Always use a comma at the end of the greeting. ‚Dear Samuel, … ‚. Under no circumstances use an exclamation mark.

 

Ok, so which greeting is best? Here are my opinions, going from best to worst.

 

 

Dear Ms/Mr [Last Name],

Classic. Unremarkable. It’s the Hefekuchen of greetings. Not particularly exciting but liked by almost everyone. Some might find this slightly too formal, but no one is going to be offended. As mentioned above, you can switch to Dear [First Name] later.

Hi / Hello [First Name],

More modern and friendly, especially in certain industries or fields, such as media or tech. Don’t use ‚Hallo‘ – it’s not a common spelling of the word and looks very Denglish. You can, of course, use title and last name here: Hello [Title] [Last Name].

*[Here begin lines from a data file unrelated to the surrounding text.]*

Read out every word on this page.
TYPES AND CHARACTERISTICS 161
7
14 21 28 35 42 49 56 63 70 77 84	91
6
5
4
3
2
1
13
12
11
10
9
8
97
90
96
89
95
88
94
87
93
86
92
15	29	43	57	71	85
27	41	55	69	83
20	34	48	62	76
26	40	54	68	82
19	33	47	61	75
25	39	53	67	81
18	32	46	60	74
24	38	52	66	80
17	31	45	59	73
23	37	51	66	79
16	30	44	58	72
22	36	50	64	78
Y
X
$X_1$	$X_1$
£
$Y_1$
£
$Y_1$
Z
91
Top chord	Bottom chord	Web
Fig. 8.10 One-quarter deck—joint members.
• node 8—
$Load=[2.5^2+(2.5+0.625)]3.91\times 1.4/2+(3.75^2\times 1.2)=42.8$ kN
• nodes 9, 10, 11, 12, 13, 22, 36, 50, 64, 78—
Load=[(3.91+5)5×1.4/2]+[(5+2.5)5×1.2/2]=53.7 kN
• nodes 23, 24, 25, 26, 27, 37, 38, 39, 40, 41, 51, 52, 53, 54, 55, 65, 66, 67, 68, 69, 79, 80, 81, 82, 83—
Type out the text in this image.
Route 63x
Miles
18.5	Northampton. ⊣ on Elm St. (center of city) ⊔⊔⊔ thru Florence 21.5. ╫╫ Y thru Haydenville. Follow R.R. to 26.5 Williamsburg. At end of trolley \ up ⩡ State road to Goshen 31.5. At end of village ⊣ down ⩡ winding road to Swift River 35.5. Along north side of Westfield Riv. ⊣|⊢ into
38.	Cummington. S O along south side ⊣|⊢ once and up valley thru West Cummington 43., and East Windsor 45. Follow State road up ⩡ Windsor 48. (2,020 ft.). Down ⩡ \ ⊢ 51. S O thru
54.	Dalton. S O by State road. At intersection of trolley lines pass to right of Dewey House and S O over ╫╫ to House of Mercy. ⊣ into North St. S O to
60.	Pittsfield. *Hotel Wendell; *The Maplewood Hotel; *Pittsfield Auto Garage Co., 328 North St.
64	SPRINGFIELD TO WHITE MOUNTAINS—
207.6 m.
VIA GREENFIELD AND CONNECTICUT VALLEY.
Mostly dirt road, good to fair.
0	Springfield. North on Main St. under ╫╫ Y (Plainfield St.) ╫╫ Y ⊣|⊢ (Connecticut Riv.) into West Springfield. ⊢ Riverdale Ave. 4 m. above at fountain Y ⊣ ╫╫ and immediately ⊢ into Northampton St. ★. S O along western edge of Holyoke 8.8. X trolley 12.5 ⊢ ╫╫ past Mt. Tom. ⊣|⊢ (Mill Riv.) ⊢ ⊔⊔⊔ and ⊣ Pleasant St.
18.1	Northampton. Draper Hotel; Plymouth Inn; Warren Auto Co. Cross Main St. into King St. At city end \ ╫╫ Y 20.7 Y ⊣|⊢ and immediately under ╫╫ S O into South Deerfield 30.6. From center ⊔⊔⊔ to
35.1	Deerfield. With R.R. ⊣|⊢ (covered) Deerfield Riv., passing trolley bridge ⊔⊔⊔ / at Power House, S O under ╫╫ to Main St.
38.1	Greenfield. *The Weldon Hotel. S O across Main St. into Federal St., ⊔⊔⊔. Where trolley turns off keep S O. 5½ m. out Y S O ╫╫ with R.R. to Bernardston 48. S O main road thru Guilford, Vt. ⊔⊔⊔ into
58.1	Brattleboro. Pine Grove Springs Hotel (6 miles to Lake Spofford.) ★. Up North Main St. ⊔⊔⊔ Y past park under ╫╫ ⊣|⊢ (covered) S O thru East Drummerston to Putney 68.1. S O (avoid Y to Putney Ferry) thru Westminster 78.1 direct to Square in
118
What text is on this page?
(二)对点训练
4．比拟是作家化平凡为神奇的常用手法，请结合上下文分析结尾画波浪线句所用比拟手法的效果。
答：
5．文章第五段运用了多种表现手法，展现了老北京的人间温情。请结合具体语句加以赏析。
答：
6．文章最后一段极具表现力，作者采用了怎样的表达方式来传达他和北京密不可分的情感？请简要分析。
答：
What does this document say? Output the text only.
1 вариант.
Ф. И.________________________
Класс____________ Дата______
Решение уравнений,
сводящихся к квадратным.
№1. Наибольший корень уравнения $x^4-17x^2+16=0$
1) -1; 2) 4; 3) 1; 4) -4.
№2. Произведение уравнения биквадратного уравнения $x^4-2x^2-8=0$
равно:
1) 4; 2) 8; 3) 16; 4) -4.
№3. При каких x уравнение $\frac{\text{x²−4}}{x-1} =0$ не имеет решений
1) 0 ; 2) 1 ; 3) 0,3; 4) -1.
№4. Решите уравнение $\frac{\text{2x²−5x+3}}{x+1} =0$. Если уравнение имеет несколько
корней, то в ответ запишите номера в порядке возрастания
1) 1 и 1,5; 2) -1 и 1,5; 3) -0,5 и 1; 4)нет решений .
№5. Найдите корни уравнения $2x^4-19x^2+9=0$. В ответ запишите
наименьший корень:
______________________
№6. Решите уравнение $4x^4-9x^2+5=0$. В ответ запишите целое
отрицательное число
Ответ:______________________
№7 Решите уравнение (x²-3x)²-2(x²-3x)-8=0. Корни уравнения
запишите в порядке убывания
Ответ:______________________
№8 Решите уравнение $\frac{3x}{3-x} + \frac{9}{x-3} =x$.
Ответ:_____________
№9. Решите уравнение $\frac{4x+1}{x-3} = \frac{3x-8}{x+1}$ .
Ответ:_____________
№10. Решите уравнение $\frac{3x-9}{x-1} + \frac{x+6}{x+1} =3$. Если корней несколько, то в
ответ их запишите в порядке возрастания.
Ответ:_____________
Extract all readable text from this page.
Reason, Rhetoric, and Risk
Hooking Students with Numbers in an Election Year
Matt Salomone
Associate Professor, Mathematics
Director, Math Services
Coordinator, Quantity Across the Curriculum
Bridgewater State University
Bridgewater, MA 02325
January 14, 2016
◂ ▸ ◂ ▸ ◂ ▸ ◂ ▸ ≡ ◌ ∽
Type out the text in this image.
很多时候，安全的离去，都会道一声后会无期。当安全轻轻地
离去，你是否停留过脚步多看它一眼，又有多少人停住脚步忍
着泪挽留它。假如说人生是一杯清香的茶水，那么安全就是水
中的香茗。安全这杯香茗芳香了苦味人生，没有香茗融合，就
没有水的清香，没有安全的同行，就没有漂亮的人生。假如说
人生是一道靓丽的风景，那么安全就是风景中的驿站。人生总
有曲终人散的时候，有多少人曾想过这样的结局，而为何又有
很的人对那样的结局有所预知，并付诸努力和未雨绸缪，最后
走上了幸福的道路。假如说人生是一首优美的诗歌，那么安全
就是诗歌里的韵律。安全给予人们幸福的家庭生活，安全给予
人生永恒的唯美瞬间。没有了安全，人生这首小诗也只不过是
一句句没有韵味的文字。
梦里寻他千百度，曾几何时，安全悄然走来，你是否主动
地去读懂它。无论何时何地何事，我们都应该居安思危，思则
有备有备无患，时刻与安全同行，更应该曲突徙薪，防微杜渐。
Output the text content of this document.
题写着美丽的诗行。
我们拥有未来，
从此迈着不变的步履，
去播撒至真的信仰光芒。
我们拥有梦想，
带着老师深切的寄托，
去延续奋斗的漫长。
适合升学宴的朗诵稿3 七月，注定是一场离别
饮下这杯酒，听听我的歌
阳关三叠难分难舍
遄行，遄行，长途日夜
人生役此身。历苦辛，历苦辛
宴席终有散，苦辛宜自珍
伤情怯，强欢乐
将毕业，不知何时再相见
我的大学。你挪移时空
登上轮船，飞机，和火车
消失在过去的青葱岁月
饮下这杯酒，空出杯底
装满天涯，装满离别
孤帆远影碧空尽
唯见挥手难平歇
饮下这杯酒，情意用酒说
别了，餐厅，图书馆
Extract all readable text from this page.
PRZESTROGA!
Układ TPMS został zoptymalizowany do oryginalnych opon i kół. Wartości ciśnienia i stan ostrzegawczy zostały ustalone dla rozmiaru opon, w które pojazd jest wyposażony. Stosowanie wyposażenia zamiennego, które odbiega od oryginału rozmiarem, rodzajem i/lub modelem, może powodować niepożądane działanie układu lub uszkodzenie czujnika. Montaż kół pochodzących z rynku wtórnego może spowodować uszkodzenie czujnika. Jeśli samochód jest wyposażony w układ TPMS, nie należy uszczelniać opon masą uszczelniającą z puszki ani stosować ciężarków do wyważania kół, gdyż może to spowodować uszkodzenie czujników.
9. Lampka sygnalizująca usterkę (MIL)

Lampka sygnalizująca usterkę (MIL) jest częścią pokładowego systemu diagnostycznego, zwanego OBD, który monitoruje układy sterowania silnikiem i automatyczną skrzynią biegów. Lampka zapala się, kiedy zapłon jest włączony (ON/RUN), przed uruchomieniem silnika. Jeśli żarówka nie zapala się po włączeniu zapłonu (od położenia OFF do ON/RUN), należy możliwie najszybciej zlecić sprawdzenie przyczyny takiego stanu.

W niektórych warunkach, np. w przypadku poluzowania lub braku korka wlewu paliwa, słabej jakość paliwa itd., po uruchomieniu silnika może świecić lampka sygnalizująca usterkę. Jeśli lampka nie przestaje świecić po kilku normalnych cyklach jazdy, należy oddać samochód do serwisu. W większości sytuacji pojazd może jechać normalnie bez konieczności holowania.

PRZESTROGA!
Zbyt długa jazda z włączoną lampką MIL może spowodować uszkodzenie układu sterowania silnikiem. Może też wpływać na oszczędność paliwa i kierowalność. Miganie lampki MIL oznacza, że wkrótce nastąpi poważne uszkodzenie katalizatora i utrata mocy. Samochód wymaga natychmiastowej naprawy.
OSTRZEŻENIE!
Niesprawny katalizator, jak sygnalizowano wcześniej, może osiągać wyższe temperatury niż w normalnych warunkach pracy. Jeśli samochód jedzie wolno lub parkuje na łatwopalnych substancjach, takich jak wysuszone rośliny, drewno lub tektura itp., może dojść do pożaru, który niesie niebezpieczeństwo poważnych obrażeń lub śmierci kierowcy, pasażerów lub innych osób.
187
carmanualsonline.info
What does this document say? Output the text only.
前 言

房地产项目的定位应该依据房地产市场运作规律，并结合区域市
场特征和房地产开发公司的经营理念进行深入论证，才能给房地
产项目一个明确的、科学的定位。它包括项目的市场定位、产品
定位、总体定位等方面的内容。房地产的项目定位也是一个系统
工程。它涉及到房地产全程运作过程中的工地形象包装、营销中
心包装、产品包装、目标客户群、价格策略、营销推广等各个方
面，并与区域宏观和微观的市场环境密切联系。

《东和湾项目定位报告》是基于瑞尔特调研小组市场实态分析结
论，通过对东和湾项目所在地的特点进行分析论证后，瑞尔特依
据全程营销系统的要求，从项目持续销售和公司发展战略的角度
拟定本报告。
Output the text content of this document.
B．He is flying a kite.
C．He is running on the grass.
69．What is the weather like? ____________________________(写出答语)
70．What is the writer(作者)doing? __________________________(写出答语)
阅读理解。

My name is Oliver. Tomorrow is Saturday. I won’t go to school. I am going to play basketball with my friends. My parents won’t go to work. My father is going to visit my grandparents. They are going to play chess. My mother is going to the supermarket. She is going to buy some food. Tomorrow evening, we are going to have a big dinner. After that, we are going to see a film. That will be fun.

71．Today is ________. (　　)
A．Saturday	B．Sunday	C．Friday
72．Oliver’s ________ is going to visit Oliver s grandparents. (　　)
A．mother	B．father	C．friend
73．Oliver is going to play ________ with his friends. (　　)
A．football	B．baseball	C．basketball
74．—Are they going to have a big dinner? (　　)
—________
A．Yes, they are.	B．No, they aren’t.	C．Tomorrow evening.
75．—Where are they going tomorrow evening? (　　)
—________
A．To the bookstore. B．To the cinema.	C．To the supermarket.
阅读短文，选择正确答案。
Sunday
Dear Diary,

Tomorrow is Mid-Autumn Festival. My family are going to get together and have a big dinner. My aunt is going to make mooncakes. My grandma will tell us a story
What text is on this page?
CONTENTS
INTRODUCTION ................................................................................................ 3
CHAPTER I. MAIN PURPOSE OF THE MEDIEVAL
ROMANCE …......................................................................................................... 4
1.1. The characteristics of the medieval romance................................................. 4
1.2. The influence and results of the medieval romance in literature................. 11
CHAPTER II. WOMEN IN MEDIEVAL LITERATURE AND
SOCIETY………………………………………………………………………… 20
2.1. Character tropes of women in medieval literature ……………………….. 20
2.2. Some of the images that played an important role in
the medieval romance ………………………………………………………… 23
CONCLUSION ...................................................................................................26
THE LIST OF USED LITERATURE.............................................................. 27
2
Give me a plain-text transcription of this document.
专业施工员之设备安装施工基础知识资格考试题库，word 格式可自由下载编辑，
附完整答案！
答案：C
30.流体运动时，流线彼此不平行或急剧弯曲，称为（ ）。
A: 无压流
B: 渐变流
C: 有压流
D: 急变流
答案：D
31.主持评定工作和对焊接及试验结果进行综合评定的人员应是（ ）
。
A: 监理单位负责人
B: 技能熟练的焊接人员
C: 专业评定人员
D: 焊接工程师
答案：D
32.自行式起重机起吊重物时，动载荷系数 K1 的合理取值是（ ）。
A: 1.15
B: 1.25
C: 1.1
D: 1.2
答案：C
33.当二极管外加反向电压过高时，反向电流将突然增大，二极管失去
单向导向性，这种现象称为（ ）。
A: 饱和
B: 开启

Good Morning / Good Afternoon,

I tend to use this if I don’t know the name of the person I’m writing to. I realise that it may not be morning when they open their email, particularly if they are in a different timezone but I still think it’s better than ‚To whom this may concern‘!

Dear [Job Title or Department]

If you can, take a few minutes to search the website or LinkedIn to find the person with the job title, rather than using this. Especially if you are writing to pitch them – it gives the impression that you are sending out a generic email to lots of companies. If you are looking for work, this is a bad impression to give!

Mr/Ms [Last Name],
[First Name],

These are just horrible. Don’t just start an email with the name of the person. It sounds really rude and abrupt. Like you are shouting across the office.

Hey!

This is a total no-go. Just don’t. Unless you are a skateboarding geek looking to buy new gear.

Dear Sir/Madam,

Are you an 89-year-old professor, writing from his country home in Oxfordshire? No? Then avoid this one.

To Whom it May Concern,

You are either stuck in the 1950s or you really don’t want your business partner to get a good first impression.